According to an article published by WebMD, a recent research study revealed a dramatic increase in poisonings from prescription drugs such as opioids, sedatives, and tranquilizers. The study, which was published in the April issue of the American Journal of Preventive Medicine, indicates a 65% increase in such poisonings between 1999 and 2006.
Jeffrey H. Coben, MD, the study author noted:
[Certain prescription drugs] are just as powerful and dangerous as other notorious street drugs, and we need to ensure people are aware of these dangers and that treatment services are available for those with substance abuse problems.
After examining data from about eight million hospitalizations a year, the researchers made the following findings:
- Unintentional poisoning is now the second leading cause of unintentional injury death in the U.S.
- In 2005, unintentional poisoning surpassed motor vehicle crashes as the leading cause of unintentional injury death for people 35 to 54.
- Unintentional poisoning deaths have been on the rise for more than 15 years.
- Intentional poisonings from prescription rose 130% during the seven-year period, compared to 53% in intentional poisonings from other substances.
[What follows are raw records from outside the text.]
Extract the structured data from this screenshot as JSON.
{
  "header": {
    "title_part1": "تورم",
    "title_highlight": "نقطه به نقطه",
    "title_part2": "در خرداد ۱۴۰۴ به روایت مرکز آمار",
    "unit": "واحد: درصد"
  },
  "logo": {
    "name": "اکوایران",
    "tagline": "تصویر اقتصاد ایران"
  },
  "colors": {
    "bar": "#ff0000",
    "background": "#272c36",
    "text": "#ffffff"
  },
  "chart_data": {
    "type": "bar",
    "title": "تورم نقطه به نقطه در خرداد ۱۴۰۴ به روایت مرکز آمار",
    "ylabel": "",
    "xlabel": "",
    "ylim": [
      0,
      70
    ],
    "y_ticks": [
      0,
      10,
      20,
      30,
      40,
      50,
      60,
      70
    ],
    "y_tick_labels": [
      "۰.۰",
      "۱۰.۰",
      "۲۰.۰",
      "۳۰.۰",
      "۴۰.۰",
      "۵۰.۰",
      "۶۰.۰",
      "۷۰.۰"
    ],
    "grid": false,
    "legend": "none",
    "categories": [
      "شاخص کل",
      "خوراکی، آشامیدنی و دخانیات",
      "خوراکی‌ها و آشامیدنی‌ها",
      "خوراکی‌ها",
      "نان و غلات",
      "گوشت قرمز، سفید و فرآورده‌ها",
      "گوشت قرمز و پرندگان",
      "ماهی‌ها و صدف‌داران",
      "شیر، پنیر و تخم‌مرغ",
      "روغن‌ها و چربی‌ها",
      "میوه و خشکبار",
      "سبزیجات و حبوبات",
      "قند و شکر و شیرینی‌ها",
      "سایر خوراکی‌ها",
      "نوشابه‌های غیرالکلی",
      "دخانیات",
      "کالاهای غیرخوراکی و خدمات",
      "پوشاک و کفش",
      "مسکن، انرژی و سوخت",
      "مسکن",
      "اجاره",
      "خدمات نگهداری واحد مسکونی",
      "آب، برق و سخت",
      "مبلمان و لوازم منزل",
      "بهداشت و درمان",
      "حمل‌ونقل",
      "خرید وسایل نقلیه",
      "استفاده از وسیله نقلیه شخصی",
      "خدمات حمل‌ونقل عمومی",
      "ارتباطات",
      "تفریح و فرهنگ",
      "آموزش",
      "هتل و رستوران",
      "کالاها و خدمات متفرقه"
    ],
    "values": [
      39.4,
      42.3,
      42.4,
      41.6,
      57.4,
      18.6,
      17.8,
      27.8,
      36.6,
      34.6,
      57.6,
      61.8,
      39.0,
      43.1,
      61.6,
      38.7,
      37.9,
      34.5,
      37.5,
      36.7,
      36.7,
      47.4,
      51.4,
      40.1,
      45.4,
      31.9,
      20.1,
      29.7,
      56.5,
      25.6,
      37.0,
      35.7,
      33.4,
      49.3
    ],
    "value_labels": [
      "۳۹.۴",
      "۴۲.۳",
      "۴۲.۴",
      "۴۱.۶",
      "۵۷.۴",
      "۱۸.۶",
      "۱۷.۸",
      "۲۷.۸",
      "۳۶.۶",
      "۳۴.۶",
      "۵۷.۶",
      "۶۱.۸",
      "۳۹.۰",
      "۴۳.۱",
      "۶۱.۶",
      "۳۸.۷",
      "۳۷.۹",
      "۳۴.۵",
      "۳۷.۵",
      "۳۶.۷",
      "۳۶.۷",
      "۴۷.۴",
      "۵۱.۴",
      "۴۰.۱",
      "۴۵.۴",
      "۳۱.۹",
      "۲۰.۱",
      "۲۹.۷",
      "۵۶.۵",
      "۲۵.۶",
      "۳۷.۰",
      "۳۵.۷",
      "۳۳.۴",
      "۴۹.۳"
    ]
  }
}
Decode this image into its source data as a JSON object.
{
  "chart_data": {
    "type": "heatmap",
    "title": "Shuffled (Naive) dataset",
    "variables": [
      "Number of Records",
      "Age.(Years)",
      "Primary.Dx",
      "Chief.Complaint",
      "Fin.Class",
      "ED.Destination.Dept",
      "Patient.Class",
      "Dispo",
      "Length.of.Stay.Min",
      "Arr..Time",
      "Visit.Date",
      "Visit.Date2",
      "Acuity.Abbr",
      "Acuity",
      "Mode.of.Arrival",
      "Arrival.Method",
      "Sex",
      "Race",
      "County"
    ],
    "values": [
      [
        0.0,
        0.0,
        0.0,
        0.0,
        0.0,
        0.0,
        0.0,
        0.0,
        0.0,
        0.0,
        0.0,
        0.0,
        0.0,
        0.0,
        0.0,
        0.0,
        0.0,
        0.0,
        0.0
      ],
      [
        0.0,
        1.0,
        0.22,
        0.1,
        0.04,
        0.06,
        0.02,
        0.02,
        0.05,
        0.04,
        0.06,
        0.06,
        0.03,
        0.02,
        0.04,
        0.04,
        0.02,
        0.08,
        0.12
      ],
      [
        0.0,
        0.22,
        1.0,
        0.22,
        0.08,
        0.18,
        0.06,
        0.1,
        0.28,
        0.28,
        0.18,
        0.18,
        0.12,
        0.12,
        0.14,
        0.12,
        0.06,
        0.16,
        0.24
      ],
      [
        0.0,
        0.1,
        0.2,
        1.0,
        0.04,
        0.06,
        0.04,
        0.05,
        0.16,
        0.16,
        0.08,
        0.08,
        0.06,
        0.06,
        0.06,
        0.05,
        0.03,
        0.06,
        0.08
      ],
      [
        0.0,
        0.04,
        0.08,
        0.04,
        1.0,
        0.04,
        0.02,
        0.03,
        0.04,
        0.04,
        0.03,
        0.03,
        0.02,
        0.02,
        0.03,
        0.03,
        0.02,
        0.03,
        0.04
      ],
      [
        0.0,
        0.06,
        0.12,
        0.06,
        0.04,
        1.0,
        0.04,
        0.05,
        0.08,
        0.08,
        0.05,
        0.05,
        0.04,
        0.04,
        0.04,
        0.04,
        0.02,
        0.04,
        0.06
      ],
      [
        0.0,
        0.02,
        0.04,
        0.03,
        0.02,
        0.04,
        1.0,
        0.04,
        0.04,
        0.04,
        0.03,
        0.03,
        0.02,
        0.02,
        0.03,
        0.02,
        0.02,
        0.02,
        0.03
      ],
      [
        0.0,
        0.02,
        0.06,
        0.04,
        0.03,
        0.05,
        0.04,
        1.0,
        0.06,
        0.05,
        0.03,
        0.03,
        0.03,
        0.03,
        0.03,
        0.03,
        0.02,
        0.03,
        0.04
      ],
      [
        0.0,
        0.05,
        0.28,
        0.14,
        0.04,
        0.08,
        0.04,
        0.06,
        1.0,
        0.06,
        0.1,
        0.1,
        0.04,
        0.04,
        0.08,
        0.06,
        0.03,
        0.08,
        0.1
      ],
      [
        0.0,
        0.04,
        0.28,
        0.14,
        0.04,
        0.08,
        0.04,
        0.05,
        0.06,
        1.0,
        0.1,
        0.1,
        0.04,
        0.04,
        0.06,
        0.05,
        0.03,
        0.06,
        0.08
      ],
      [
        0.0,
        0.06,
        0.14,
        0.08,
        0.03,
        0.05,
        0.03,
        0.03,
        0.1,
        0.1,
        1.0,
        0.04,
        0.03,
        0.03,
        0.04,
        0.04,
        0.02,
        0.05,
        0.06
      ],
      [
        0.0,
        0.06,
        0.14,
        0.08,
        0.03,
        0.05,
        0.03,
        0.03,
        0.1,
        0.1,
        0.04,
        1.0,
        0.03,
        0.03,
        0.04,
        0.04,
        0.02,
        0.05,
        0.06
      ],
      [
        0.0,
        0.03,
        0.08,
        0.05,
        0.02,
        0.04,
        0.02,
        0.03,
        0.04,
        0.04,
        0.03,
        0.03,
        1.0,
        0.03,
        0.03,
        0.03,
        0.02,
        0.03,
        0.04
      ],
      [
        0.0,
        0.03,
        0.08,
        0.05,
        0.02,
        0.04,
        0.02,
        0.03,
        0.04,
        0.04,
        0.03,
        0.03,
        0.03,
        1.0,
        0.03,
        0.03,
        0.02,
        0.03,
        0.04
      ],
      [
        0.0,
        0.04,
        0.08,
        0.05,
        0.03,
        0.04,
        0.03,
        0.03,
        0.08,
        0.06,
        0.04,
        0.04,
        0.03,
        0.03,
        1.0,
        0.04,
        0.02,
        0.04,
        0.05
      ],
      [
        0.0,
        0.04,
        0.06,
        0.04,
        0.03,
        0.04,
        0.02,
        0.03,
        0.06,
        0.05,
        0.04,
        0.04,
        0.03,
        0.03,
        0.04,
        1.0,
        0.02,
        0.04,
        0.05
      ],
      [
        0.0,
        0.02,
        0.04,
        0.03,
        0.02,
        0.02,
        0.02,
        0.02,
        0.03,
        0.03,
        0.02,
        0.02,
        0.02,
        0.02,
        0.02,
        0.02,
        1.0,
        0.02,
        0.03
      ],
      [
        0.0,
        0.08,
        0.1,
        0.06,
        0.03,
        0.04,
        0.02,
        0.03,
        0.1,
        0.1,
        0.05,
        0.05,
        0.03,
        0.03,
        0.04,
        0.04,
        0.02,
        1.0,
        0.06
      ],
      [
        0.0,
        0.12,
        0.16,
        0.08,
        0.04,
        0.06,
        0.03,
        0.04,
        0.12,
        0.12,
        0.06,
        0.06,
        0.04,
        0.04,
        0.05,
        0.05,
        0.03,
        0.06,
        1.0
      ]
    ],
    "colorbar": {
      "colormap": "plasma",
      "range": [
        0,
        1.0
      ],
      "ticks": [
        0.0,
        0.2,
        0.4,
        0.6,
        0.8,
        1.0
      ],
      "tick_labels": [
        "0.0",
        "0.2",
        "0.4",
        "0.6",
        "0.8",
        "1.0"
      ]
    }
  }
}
- The largest increase in the number of hospitalizations was caused by benzodiazepines. Hospitalizations from that class of drug increased 39% during the period studied.
- Hospitalizations for poisoning by barbiturates decreased 41% and hospitalizations for poisoning by antidepressants decreased 13%.
- Hospitalizations for poisoning by other drugs, medicinal, and biological substances increased 33%.
- Unintentional poisonings by other substances increased 21%.
- Unintentional drug-poisoning deaths increased 68% between 1999 and 2004, and the majority of the increase has been attributed to deaths associated with prescription opioids.
If you are currently taking opioids, sedatives, or tranquilizers, ask your doctor if these medications are truly necessary. Many of these drugs are highly addictive. If you have developed an addiction, now is the time to step up and seek help. Ask your primary care physician for assistance and information about available resources.